The Schwenninger and Welton patent uses glass temperture sensing means in heat conducting relation to the ribbon through heat conducting elements that contact the moving glass ribbon along a portion of said ribbon that would be wasted anyway without causing damage to the optical properties of the glass sheets that are subsequently cut away from the ribbon, a factor that discouraged the use of glass contacting temperature sensing means in the past.
The Schwenninger and Welton patent provides means for detecting the temperature of the glass ribbon at a fixed distance adjacent each of the opposite longitudinal side edges thereof in the region where the ribbon cools through a critical temperature zone. The apparatus disclosed therein provides temperature sensing means disposed in heat-conducting relation with a surface of the ribbon and is supported by means that is in slidable relation with the ribbon surface. While such sliding relation has been avoided in the past, the Schwenninger and Welton patent involves making such sliding contact along the edge portions of the ribbon that must be trimmed anyway, so that any surface marking resulting from such sliding contact does not harm the usable portion of the ribbon, yet the accurate temperature readings obtained can be correlated with the cooling rate of the usable portion of the ribbon.
The inventions disclosed in the prior art, despite the ability to avoid marring of the pristine surface of a newly formed glass ribbon has limited operators to either try to infer and control glass temperatures from data obtained from a combination of ambient air temperatures (via thermocouples above the glass), and tunnel temperatures (also via thermocouples), or measuring actual glass temperatures in regions other than the critical regions where it is necessary to know the exact glass temperatures with optical radiation pyrometers.
The first technique, using ambient and tunnel temperatures, provides at best only relative information concerning glass temperatures. With annealing dependent on such things as viscosity, which in turn relates to absolute temperatures in an exponential fashion, relative temperature measurements are less than ideal. Previously, temperatures at critical locations have been estimated by developing empirical relationships that define energy distribution, cooling air flows, etc., in terms of various parameters such as ribbon speeds, thickness, etc. This is a complex and cumbersome procedure that, at best, has uncontrolled parameters introducing variations in the annealing process that often go undetected until manifest in the finished product as undesirable stress profiles, poor cutting, or worse, cross breaks or splits. These in turn dictate another round of empirical adjustments that are time consuming to develop and still lack accuracy because they cannot possibly be adjusted promptly in response to changes in parameters of lehr atmosphere and glass characteristics that dictate such adjustments.
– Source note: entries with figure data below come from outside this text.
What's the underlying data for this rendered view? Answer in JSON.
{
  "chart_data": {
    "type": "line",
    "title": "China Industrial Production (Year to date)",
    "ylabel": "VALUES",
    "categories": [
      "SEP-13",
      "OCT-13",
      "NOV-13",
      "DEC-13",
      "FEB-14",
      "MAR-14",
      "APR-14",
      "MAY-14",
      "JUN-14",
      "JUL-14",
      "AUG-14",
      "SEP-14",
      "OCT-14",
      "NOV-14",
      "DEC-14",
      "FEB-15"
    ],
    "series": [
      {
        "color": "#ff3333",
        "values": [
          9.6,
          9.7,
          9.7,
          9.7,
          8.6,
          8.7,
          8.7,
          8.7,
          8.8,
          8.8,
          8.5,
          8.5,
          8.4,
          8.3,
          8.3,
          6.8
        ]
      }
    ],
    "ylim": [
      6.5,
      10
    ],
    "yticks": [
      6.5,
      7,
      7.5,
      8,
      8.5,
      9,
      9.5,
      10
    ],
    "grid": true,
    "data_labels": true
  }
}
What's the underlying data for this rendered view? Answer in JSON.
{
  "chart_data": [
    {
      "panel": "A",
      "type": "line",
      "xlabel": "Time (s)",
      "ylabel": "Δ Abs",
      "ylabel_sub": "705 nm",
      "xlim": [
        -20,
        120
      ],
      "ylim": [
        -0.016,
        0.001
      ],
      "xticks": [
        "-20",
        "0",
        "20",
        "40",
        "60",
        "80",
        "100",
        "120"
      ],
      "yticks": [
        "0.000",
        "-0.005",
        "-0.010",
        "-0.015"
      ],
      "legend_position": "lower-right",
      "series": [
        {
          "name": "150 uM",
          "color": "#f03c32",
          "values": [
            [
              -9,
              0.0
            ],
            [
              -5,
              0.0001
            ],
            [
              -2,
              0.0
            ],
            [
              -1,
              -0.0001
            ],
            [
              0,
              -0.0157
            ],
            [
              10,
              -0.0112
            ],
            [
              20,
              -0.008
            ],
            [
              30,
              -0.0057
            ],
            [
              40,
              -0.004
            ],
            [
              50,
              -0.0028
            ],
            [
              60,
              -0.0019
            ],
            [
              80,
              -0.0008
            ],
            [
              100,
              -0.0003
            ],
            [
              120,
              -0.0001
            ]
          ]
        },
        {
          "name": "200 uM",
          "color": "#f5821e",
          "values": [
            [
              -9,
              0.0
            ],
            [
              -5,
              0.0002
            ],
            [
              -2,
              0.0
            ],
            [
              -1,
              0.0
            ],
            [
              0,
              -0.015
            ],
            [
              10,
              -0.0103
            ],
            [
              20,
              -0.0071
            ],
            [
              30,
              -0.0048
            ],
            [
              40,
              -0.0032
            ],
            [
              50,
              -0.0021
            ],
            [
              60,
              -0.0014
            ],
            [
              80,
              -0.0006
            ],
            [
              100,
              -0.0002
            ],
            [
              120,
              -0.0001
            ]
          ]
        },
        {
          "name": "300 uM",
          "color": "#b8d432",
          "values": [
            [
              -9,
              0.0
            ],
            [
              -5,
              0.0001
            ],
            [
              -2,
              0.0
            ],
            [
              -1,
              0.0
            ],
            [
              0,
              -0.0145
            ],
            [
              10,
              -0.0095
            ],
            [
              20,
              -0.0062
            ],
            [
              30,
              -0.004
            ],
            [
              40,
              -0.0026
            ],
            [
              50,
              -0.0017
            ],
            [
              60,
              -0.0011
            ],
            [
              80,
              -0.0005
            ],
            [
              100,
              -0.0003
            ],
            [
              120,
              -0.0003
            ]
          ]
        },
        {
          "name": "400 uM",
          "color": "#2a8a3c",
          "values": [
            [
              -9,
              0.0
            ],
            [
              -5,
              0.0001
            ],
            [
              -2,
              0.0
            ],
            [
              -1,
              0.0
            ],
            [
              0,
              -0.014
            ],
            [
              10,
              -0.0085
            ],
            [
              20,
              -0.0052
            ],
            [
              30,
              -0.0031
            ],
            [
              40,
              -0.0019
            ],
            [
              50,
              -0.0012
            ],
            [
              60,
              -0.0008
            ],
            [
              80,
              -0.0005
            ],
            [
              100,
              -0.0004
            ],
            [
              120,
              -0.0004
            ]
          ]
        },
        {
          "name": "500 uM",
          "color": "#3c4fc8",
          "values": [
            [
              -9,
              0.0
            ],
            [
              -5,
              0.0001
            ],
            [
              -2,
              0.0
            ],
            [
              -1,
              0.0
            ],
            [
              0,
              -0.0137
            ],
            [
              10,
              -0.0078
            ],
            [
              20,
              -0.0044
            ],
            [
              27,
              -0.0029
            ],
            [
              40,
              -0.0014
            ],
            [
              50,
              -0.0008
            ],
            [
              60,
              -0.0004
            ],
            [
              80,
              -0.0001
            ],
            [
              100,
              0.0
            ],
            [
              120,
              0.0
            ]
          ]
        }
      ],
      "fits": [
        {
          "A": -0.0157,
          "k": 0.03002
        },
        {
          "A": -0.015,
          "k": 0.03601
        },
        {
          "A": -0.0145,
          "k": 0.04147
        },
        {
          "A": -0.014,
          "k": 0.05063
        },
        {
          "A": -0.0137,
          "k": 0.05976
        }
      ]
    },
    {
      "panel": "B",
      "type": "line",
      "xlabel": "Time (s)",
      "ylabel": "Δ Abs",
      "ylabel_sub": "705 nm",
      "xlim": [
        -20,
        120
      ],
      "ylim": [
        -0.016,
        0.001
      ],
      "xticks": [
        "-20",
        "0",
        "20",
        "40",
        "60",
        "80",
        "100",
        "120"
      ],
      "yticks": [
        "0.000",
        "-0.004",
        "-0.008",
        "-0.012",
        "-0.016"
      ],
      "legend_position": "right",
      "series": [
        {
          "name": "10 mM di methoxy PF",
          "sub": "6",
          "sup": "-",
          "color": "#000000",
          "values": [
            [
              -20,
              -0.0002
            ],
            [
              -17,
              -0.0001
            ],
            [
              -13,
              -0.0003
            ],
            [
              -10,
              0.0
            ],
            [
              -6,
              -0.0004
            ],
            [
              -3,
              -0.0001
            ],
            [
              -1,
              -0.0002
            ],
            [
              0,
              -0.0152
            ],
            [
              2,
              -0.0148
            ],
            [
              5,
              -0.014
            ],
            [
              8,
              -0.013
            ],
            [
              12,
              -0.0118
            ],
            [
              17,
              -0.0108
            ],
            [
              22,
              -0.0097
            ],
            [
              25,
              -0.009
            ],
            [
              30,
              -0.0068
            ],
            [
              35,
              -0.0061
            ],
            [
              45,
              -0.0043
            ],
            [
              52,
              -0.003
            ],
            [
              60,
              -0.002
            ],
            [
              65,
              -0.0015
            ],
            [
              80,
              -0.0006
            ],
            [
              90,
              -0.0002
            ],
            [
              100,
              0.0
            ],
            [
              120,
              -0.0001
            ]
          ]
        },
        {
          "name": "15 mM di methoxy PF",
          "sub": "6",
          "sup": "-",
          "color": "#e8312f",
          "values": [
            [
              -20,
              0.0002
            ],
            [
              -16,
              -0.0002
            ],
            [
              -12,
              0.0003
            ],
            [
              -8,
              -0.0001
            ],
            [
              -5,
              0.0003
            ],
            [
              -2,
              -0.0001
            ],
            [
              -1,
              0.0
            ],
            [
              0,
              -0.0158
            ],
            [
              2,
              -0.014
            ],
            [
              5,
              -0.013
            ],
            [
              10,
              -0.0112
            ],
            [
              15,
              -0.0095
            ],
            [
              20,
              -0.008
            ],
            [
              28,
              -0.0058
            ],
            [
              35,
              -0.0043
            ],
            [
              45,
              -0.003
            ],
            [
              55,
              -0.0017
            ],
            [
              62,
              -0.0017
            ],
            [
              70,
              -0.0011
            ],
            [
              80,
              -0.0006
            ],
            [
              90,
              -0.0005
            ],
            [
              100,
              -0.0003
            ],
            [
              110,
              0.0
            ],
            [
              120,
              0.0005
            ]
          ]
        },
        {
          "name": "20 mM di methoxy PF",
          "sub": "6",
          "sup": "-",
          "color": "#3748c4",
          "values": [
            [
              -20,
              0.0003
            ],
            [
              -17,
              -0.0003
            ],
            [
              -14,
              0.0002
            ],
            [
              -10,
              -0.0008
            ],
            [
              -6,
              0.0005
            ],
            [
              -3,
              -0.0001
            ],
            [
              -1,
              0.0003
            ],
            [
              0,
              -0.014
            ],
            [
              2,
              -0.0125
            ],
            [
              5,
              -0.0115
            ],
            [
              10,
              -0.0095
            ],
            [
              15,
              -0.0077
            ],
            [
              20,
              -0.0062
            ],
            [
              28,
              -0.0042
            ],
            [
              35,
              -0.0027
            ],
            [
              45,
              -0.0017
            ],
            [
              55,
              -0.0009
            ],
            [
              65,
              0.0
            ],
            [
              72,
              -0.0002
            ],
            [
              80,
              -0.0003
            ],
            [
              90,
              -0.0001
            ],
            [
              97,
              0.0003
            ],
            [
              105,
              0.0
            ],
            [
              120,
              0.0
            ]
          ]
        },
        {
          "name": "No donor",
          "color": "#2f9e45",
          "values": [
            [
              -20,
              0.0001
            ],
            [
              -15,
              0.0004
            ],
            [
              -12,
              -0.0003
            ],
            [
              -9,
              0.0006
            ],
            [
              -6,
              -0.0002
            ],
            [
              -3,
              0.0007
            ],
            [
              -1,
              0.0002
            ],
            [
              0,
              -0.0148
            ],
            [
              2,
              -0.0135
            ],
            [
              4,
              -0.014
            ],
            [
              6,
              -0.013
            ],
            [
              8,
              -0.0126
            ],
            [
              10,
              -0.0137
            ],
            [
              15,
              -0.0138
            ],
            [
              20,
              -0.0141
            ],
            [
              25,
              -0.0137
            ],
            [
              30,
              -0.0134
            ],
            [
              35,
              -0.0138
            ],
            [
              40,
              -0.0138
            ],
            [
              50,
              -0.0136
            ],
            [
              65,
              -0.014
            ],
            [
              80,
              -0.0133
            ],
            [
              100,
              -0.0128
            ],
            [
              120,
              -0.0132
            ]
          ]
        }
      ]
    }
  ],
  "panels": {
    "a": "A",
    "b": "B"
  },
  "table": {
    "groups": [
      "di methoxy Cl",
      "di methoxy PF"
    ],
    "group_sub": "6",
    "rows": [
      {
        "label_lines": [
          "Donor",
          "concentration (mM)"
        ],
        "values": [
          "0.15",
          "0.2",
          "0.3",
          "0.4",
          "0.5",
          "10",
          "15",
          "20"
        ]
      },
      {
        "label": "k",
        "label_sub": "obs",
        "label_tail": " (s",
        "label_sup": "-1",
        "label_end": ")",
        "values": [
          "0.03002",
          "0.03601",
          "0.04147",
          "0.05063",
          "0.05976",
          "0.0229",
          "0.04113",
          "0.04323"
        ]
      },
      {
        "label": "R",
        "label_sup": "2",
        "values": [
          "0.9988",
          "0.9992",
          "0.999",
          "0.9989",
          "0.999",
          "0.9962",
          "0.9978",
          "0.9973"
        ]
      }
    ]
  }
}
The development of sensitive optical radiation pyrometers was heralded a few years ago as the solution to the aforesaid annealing woes. Much time and effort have gone into programs at float glass production units to make them a viable tool. After working with them for several years, further improvements in accuracy of temperature measurements were still needed. At glass-annealing temperatures, with the necessary optical filtering, the output is so small that signal resolution and signal-to-noise ratios become major problems. Furthermore, in spite of the best efforts to control the annealing process based on temperature determinations, intolerable problems were met with signals signifying glass temperature drifting to such an extent that it was difficult, if not impossible, to determine absolute glass temperatures by the empirical methods developed in the prior art.